SQL> select * from v$instance;
INSTANCE_NUMBER INSTANCE_NAME
--------------- ----------------
HOST_NAME
----------------------------------------------------------------
VERSION STARTUP_T STATUS PAR THREAD# ARCHIVE LOG_SWITCH_WAIT
----------------- --------- ------------ --- ---------- ------- ---------------
LOGINS SHU DATABASE_STATUS INSTANCE_ROLE ACTIVE_ST BLO
---------- --- ----------------- ------------------ --------- ---
1 DWH01
DWHBOX
10.2.0.3.0 08-MAY-12 OPEN NO 1 STOPPED
ALLOWED NO ACTIVE PRIMARY_INSTANCE NORMAL NO
SQL>
ok, whats the problem? user cant login with a TNS 12530 error, thats strange lets look at the alert log, (this is a test datawarehouse instance with no arc log mode) ... nothing in it since last night some time.
ok, lets see what oracle processes are running. whats that?
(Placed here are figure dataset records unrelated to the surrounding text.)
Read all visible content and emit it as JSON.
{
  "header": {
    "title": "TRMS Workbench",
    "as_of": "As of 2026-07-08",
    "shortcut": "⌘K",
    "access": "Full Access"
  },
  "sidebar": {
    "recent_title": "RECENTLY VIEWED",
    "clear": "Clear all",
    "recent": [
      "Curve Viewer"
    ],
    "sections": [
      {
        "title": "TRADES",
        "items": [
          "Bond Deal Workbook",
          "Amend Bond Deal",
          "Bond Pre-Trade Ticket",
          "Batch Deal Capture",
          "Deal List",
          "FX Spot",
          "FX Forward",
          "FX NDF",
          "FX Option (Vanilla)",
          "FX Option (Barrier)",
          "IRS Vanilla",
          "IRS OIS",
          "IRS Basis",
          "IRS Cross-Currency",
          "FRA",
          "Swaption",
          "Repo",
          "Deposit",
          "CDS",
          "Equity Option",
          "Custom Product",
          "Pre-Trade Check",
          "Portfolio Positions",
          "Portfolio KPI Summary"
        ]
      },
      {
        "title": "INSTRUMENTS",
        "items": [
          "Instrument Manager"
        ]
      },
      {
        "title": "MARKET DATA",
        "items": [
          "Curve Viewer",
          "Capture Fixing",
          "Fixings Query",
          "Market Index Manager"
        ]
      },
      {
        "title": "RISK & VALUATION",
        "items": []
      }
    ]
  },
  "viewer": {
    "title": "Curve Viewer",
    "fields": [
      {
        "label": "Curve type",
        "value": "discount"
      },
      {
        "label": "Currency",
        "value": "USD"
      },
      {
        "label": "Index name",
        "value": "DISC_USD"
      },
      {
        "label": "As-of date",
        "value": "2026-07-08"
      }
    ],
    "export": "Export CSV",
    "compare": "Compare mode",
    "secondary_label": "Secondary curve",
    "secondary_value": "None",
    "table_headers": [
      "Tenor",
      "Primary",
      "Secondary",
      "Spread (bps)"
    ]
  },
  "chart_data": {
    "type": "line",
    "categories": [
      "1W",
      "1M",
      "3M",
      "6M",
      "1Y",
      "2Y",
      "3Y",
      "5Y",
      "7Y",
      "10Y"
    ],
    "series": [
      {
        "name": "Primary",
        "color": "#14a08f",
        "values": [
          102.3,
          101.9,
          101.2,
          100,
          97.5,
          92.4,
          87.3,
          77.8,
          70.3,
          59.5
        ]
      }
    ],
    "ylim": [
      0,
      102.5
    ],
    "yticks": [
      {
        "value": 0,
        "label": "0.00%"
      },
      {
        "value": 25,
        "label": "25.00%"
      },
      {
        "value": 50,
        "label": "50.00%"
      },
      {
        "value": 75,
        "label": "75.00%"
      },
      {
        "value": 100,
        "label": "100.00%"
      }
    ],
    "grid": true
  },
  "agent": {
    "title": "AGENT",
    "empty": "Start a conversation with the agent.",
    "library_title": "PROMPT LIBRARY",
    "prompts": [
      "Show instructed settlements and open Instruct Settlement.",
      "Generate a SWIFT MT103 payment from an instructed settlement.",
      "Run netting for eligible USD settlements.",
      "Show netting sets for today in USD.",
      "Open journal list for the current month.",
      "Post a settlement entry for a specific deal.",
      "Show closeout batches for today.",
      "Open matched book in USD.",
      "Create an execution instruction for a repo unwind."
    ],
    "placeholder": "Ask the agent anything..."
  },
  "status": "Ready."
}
No oracle processes!
>
[root@DWHBOX ~]# ps -ef | grep pmon
[root@DWHBOX ~]#
>
no, that cant be right, I just logged on to the database, lets have a look at all oracle processes
>
ps -ef | grep ora
root 5067 4933 0 14:45 pts/4 00:00:00 su - oracle
oracle 5068 5067 0 14:45 pts/4 00:00:00 -bash
oracle 5090 5068 0 14:46 pts/4 00:00:00 sqlplus as sysdba
oracle 5091 5090 0 14:46 ? 00:00:00 oracleDWH01 (DESCRIPTION=(LOCAL=YES)(ADDRESS=(PROTOCOL=beq)))
root 5113 3065 0 14:46 pts/3 00:00:00 grep ora
root 15237 3823 0 Apr27 ? 00:00:04 sshd: oracle [priv]
oracle 15281 15237 0 Apr27 ? 00:00:06 sshd: oracle@pts/0
oracle 15282 15281 0 Apr27 pts/0 00:00:00 -bash
[root@DWHBOX ~]#
>
woooh, hold on, NO oracle processes at all except for the listener. I must have a typo, stop the listener and do an lsof | grep oracle to see what open files there are, if I can query v$instance then at least the controlfile must be open. (sits on /u01)
>
[root@DWHBOX ~]# lsof | grep oracle
[root@DWHBOX ~]#
>
nothing! I now officially have a ghost database. /shudder/
I know, lets go look at the v$process
>
oracle@DWHBOX ~]$ sqlplus / as sysdba
SQL*Plus: Release 10.2.0.3.0 - Production on Tue May 8 14:46:04 2012
Copyright (c) 1982, 2006, Oracle. All Rights Reserved.
Connected to:
Oracle Database 10g Release 10.2.0.3.0 - Production
SQL>
SQL>
SQL> desc v$process
Name Null? Type
----------------------------------------- -------- ----------------------------
ADDR RAW(4)
PID NUMBER
SPID VARCHAR2(12)
USERNAME VARCHAR2(15)
SERIAL# NUMBER
TERMINAL VARCHAR2(30)
PROGRAM VARCHAR2(48)
TRACEID VARCHAR2(255)
BACKGROUND VARCHAR2(1)
LATCHWAIT VARCHAR2(8)
LATCHSPIN VARCHAR2(8)
PGA_USED_MEM NUMBER
PGA_ALLOC_MEM NUMBER
PGA_FREEABLE_MEM NUMBER
PGA_MAX_MEM NUMBER
SQL> select addr, program from v$process;
ADDR PROGRAM
-------- ------------------------------------------------
7F2B2758 PSEUDO
7F2B2D10 oracle@DWHBOX (PMON)
7F2B32C8 oracle@DWHBOX (PSP0)
7F2B3880 oracle@DWHBOX (MMAN)
7F2B3E38 oracle@DWHBOX (DBW0)
7F2B43F0 oracle@DWHBOX (LGWR)
7F2B49A8 oracle@DWHBOX (CKPT)
7F2B4F60 oracle@DWHBOX (SMON)
7F2B5518 oracle@DWHBOX (RECO)
7F2B5AD0 oracle@DWHBOX (CJQ0)
7F2B6088 oracle@DWHBOX (MMON)
ADDR PROGRAM
-------- ------------------------------------------------
7F2B6640 oracle@DWHBOX (MMNL)
7F2B6BF8 oracle@DWHBOX (D000)
7F2B71B0 oracle@DWHBOX (S000)
7F2B7768 oracle@DWHBOX (q000)
7F2B7D20 oracle@DWHBOX (QMNC)
7F2B82D8 oracle@DWHBOX (q001)
7F2B8890 oracle@DWHBOX (J000)
7F2B8E48 oracle@DWHBOX (TNS V1-V3)
>
theres the pmon, lets get the PID of pmon and track that down on the OS
>
SQL> select pid, program from v$process;
select pid, program from v$process
*
ERROR at line 1:
ORA-03113: end-of-file on communication channel
SQL>
>
Ouch, so trying to get the OS PID crashed my session, lets disconnect, sqlplus back in, but now Im on a dead database, so it looks like trying to query the PID killed whatever ghost instance was there
>
SQL> exit
Disconnected from Oracle Database 10g Release 10.2.0.3.0 - Production
[oracle@DWHBOX ~]$ sqlplus / as sysdba
SQL*Plus: Release 10.2.0.3.0 - Production on Tue May 8 14:47:35 2012
Copyright (c) 1982, 2006, Oracle. All Rights Reserved.
Connected to an idle instance.
SQL>
>
startup as normal and we're open for business and pmon an all other processes are up.
Can anyone explain that?
Edited by: deebee_eh on May 8, 2012 3:31 PM
Corrected typo: ora 12530 was the original error reported, not 12503.